In my book, The Happiness Problem, I argued that the past 250 years of progress has had a profound impact on the way we think. We now look out at the world and have the ability to change it. We can readily identify problems for which we have the resources and opportunities to solve. If this seems relatively unremarkable, that just shows how far we have come. Throughout the past 2500 years of human history, the idea of progress was not nearly as primary as it is in the modern era. And for good reason – it wasn’t nearly as possible. Other values that we often take for granted, such as freedom, health and happiness, have also only achieved prominence over the past 250 years.
We live in an age of unprecedented control – many people can choose and dictate the nature of our their work, relationships and home, and look after their physical health and mental wellbeing. For the first time in human history, we can realistically think about the Improvement of Everything.

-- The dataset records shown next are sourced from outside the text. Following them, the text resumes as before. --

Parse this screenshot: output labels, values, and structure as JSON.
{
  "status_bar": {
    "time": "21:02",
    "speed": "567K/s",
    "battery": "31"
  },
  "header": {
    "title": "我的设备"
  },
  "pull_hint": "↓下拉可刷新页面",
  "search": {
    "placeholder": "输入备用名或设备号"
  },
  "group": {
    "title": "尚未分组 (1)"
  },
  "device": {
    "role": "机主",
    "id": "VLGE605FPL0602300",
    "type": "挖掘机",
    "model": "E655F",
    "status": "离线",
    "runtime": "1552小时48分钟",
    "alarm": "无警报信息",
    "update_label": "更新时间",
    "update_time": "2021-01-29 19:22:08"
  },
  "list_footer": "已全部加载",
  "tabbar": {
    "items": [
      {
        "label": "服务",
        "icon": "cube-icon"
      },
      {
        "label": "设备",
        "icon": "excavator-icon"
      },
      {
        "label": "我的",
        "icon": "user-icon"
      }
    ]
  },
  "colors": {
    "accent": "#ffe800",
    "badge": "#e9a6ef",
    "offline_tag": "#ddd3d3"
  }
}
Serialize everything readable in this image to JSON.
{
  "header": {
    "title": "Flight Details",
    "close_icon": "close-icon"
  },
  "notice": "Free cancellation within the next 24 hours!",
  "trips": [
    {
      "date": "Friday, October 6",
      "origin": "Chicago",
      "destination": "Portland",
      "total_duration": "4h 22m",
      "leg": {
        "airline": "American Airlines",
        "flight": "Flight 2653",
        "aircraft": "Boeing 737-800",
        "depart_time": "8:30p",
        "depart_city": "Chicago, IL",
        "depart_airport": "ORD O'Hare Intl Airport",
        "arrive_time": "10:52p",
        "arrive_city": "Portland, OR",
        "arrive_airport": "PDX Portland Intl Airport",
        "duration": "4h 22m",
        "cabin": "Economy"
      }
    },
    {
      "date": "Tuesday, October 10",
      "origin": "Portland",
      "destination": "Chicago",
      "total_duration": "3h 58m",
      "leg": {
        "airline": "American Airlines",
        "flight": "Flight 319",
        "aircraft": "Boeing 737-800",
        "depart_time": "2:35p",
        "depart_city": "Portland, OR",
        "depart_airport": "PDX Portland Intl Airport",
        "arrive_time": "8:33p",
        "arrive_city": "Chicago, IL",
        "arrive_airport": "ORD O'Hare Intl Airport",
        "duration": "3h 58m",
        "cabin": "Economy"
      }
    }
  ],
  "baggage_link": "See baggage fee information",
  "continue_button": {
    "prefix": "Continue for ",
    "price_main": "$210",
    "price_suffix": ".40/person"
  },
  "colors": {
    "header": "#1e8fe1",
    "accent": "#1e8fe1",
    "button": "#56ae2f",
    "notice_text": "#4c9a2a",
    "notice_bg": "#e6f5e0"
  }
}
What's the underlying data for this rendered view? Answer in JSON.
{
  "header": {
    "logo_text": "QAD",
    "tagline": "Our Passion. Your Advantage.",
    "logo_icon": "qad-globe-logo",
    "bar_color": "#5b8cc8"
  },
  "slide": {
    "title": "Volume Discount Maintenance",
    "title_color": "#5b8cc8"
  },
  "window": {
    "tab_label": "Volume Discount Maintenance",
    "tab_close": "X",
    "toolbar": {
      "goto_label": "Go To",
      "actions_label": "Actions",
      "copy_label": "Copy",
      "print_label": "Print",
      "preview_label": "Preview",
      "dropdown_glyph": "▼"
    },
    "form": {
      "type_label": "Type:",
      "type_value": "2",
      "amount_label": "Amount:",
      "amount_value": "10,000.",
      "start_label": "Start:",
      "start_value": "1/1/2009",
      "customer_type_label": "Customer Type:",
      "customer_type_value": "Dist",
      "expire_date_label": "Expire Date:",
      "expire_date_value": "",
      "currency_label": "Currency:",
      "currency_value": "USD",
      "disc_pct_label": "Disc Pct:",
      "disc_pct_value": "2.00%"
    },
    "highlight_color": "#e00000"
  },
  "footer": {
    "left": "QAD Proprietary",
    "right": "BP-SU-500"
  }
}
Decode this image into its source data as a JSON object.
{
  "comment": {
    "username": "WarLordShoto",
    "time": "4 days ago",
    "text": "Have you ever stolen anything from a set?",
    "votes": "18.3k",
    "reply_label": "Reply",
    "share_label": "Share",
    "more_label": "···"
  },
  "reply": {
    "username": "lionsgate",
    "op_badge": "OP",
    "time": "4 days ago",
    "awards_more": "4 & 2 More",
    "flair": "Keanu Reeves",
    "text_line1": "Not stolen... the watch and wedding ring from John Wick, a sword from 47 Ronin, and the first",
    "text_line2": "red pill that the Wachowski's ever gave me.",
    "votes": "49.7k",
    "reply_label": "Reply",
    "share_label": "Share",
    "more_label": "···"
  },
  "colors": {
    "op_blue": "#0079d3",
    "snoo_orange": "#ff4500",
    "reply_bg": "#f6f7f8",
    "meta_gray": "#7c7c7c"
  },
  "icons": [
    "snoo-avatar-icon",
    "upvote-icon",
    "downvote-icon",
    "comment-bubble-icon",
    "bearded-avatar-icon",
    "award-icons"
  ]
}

Significant increases in the human lifespan epitomise the control we’ve gained over our own lives. The length of our life is no longer entirely in the hands of fate. We’re in control of our own destiny. What does this way of thinking do to us? How does it change the way we live?
The answer, I believe, is that, in an Age of Control, we start to see everything more in terms of its instrumental value – what it can do for us – rather than appreciating its intrinsic worth – caring about something in itself, regardless of how useful or productive it is. When we predominantly focus on the Improvement of Everything, most things are seen as objects that we can control and manipulate to solve our problems. People become human resources, bodies become machines, ancient rainforests become ecosystem services and animals become meat.
This is not how the world looks like when we see it for how it already is. If we are fortunate enough to have the time and space to sit still and appreciate the value of what we have, we see our lives as made up of subjects who we exist in relationship with. We are more likely to care for the people around us, our bodies and minds, our natural environments and all living things.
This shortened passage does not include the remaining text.